Another nod. The patient closed his eyes. He almost knew the routine. The student listened. Her face twitched as she heard the murmur. Now to seal the diagnosis. She was quicker than the first. After the inhaling and exhaling it was all over.
The third student did the same, then the fourth.
And finally the fifth student approached.
“Last one here. Just another quick listen alright?”
It was almost a rhetorical question. One that needed no answering, yet the man nodded. A much slower and weaker nod.
The student, having watched the actions of his peers, could have well already known the diagnosis. A murmur heard best with the bell of the stethoscope in expiration at the mitral area could only be one thing.
He was the fastest. Placed his stethoscope on the chest right at where he thought he would hear it best and listened. He had no sign on his face that he’d heard something. But he performed the manoeuvers, and it was clear he had heard it. And he was done.
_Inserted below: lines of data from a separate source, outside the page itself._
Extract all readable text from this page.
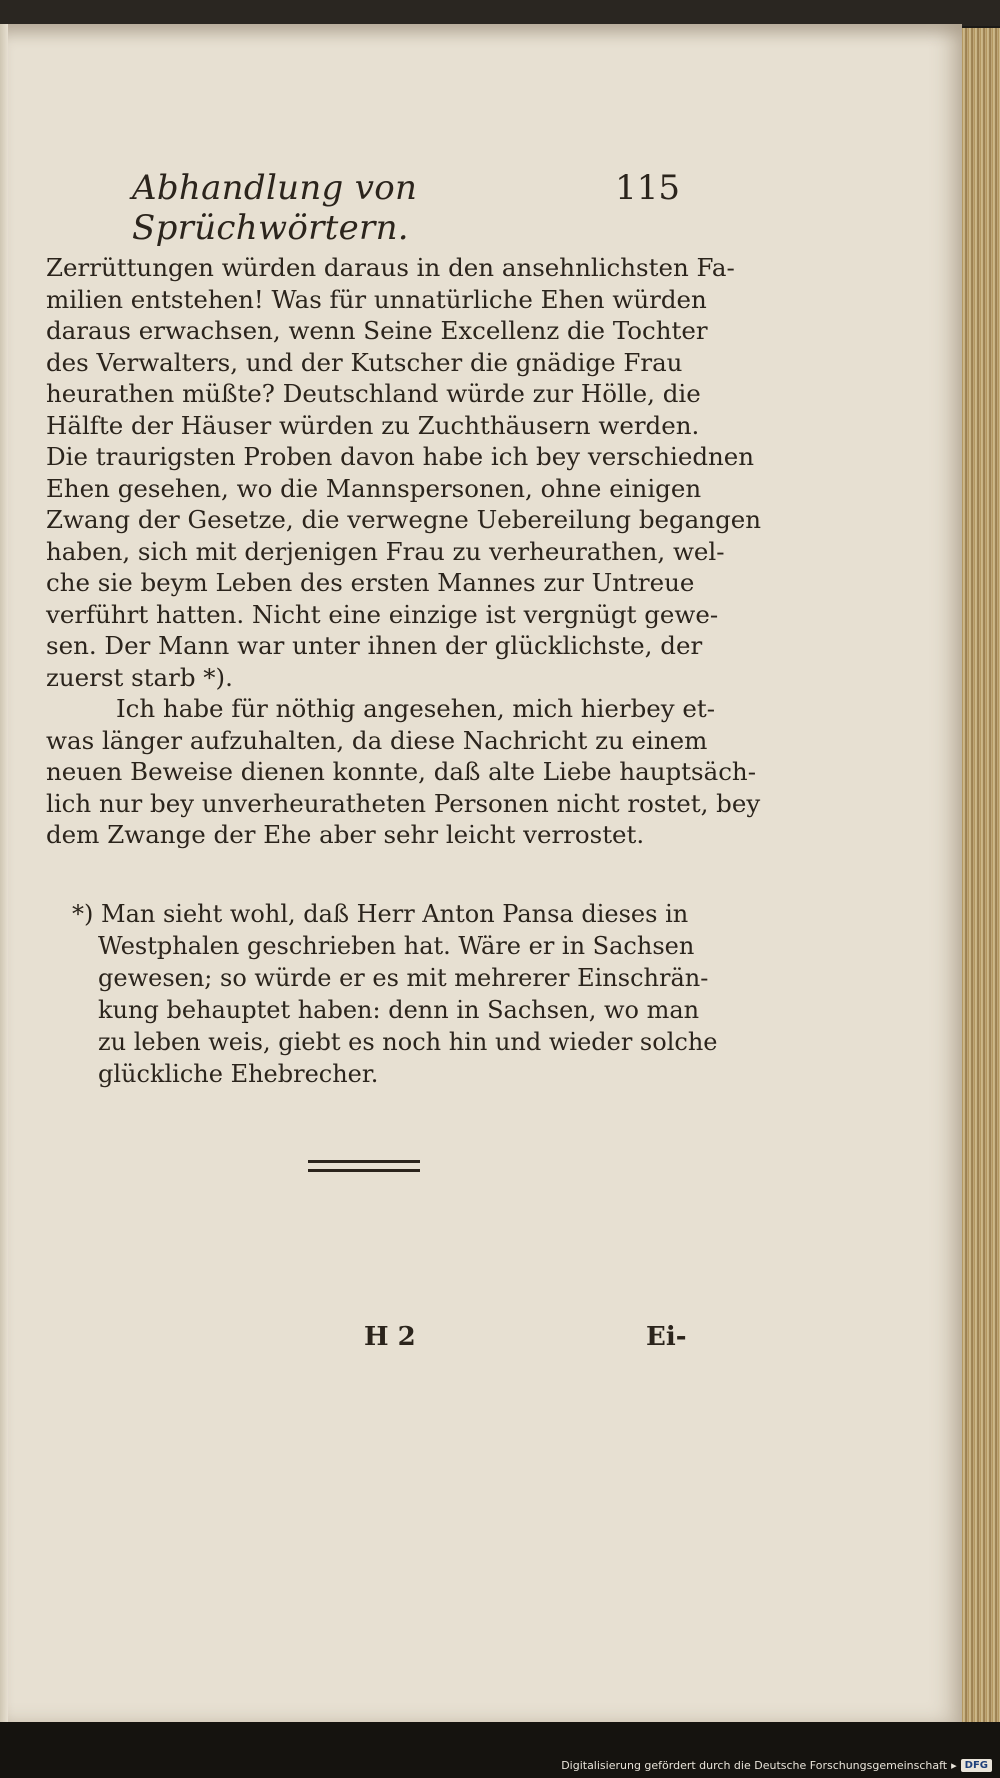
Abhandlung von Sprüchwörtern.
115
Zerrüttungen würden daraus in den ansehnlichsten Fa-
milien entstehen! Was für unnatürliche Ehen würden
daraus erwachsen, wenn Seine Excellenz die Tochter
des Verwalters, und der Kutscher die gnädige Frau
heurathen müßte? Deutschland würde zur Hölle, die
Hälfte der Häuser würden zu Zuchthäusern werden.
Die traurigsten Proben davon habe ich bey verschiednen
Ehen gesehen, wo die Mannspersonen, ohne einigen
Zwang der Gesetze, die verwegne Uebereilung begangen
haben, sich mit derjenigen Frau zu verheurathen, wel-
che sie beym Leben des ersten Mannes zur Untreue
verführt hatten. Nicht eine einzige ist vergnügt gewe-
sen. Der Mann war unter ihnen der glücklichste, der
zuerst starb *).
Ich habe für nöthig angesehen, mich hierbey et-
was länger aufzuhalten, da diese Nachricht zu einem
neuen Beweise dienen konnte, daß alte Liebe hauptsäch-
lich nur bey unverheuratheten Personen nicht rostet, bey
dem Zwange der Ehe aber sehr leicht verrostet.
*) Man sieht wohl, daß Herr Anton Pansa dieses in
Westphalen geschrieben hat. Wäre er in Sachsen
gewesen; so würde er es mit mehrerer Einschrän-
kung behauptet haben: denn in Sachsen, wo man
zu leben weis, giebt es noch hin und wieder solche
glückliche Ehebrecher.
H 2	Ei-
Digitalisierung gefördert durch die Deutsche Forschungsgemeinschaft ▸ DFG
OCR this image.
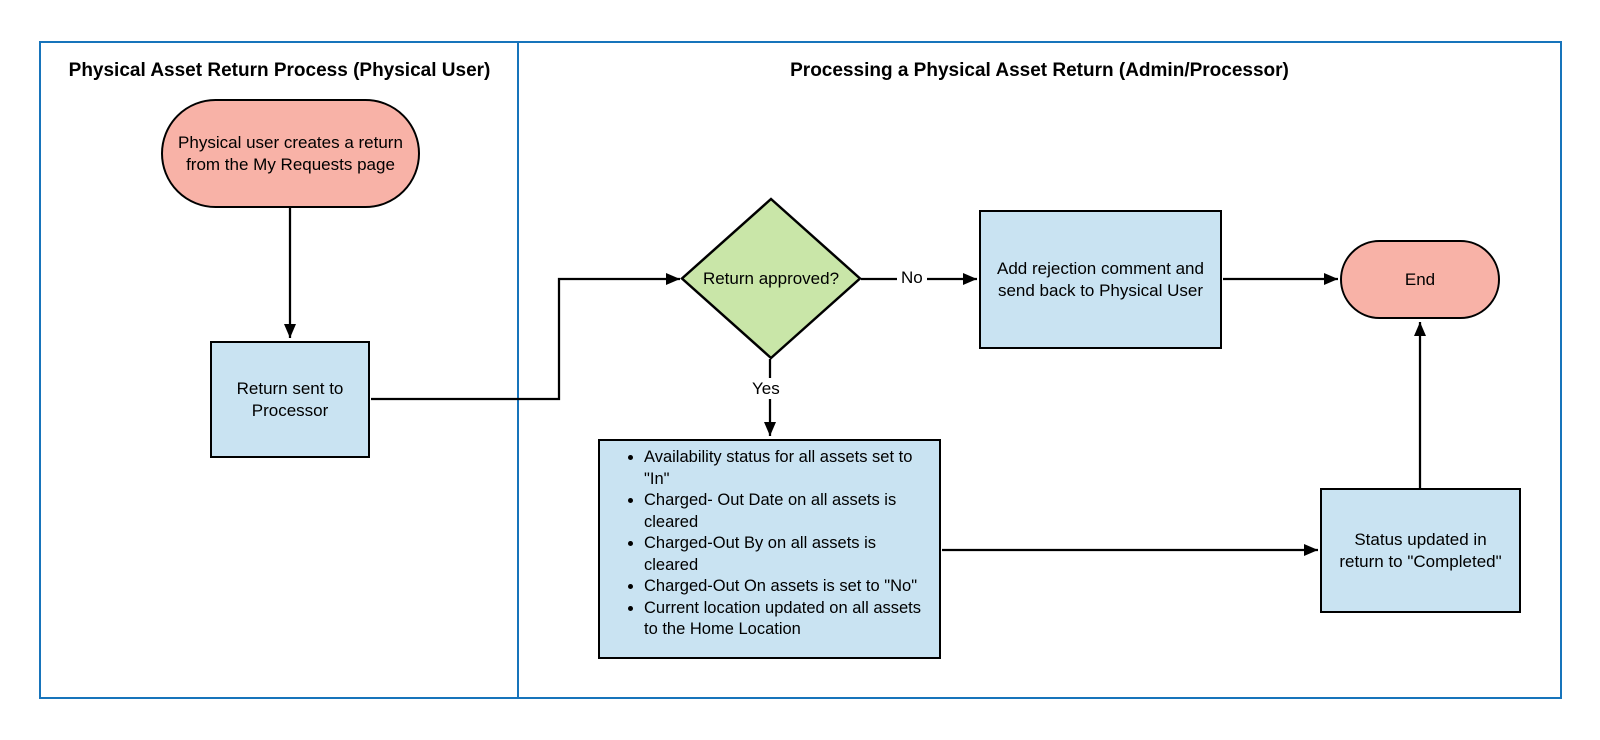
Physical Asset Return Process (Physical User)	Processing a Physical Asset Return (Admin/Processor)
Physical user creates a return from the My Requests page
Return sent to Processor
Return approved?
Add rejection comment and send back to Physical User
• Availability status for all assets set to "In"
• Charged- Out Date on all assets is cleared
• Charged-Out By on all assets is cleared
• Charged-Out On assets is set to "No"
• Current location updated on all assets to the Home Location
Status updated in return to "Completed"
End
No
Yes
“All over Mr Jones. Thank you very much for this.”
He pulled down the patient’s shirt and covered his chest. The cardiology lesson was done. The murmur was heard, now to go away from the patient and discuss its causes, etiology, etc.
But the life lesson wasn’t learnt yet. Here was a patient, a sick person, warded for mitral stenosis due to his past history of rheumatic fever. His mitral valve cusps had become so tight they had resulted in him having heart failure. And so he needed surgery. Surgery to keep him alive, for him to see his children grow up. Surgery to let him see another day.
The students didn’t know this, they didn’t know the fear in the patient; fear of the surgery, fear of whether he would see another day. All the students knew was that this was a rare murmur, and they wanted to hear it. Sharpen their skills, they thought.
But here was a man, a living story in which the murmur was only a tiny component. Alas, the story would never be known, unless a soul were to sit by his bed and hear him out. Actually listen, not just take a succinct medical history. This was a man, who smiled at the students’ request, who nodded every time they asked. This was a man whose smile and nod hid a lifetime of worry and anxiety.
Worry and anxiety that needed listening to, not the heart murmur. The cardiology lesson would be remembered; the life lesson wouldn’t.